The piece that started me on this was one dating back to 2013, dramatically titled Physicists create world's first multiverse of universes in the lab . Being used to eye-catching headlines, I assumed that the statement would be an exaggeration. For instance, maybe they constructed a multiverse model in a computer program - which isn't really 'in the lab'. But, no, this was a physical experiment involving a metamaterial, an electromagnet and polarised light. And throughout the article it was clear that this was the real thing. The researchers, we are told, 'created multiple universes.' Wow, and furthermore, phew! As the article says, and who can argue, 'this is the first ever time that new universes have been created in a laboratory setting.'
I naturally wanted to find out more, and the article helpfully gives you a link to the paper. There I was confronted with this in the abstract: 'Extraordinary light rays propagating inside a hyperbolic metamaterial look similar to particle world lines' and 'thermal fluctuations in a ferrofluid look similar to creation and disappearance of individual Minkowski spacetimes (universes) in the cosmological multiverse.' Don't worry if you aren't familiar with all the terminology used here. The key words here are perfectly everyday English: 'look similar to.'
Now, I'm sorry, but those are very important words, which are simply not given the weight they should have in the article that caught my eye in the first place. After all, I've seen pictures of a cat on Facebook that looks similar to Hitler. But it would be a bit of a stretch to write an article saying 'cat owner discovers Hitler in her front room.' This is a slightly exaggerated illustration, I admit, but there is a world (nay, a multiverse) of difference between something 'looking similar' to something else and something being something else.
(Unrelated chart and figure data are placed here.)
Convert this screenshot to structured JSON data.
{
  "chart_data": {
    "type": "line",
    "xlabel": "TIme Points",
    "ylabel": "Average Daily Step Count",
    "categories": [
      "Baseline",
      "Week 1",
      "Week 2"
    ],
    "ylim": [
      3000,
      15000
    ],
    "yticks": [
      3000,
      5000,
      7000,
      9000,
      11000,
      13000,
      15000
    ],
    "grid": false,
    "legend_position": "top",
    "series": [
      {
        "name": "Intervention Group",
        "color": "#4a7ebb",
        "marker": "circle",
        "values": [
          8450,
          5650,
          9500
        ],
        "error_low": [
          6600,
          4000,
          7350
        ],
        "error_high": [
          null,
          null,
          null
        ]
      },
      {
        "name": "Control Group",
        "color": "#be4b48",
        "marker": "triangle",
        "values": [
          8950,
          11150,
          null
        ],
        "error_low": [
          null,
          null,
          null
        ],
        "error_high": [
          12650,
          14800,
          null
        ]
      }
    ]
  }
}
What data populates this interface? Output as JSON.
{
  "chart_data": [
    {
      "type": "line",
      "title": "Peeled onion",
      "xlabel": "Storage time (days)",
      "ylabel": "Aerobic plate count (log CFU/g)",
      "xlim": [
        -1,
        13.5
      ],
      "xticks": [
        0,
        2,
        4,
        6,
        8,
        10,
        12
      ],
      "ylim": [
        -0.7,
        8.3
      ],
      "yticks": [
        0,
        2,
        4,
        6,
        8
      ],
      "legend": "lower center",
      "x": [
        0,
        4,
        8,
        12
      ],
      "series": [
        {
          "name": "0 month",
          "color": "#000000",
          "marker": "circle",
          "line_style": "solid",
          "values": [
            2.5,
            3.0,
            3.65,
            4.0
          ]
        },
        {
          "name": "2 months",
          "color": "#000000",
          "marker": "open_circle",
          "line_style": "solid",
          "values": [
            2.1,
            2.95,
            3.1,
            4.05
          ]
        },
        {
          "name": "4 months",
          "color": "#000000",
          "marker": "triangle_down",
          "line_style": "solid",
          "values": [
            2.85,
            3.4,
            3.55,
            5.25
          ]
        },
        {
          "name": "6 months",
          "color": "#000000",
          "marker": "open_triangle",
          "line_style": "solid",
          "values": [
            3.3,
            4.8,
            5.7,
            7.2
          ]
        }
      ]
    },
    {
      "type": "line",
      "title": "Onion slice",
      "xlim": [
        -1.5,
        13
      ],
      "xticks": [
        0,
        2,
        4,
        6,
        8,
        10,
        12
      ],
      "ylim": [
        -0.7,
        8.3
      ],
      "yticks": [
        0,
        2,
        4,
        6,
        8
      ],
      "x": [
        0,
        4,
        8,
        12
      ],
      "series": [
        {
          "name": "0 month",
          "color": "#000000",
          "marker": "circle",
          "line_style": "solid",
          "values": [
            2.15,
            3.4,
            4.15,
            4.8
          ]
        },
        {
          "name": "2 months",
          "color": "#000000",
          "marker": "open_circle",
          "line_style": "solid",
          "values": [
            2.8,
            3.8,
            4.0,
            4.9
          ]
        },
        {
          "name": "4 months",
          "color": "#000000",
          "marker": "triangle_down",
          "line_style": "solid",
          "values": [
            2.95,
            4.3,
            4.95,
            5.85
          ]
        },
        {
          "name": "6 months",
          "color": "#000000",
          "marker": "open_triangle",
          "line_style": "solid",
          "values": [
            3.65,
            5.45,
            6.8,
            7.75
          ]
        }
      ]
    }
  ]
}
You might think I have no room to complain because the article did include a link to the paper, so anyone could do what I did and check the details - and that's great. I applaud that opportunity. But the vast majority of people won't do that. And so another science myth gets perpetrated. Those in the science community often bemoan the lack of understanding of science in the general public - but as long as we continue with this kind of exaggeration, then science writers and other journalists who pick up on science-based stories (and, yes, scientists and PR officers who misrepresent stories in press releases) need to shoulder a fair amount of the blame.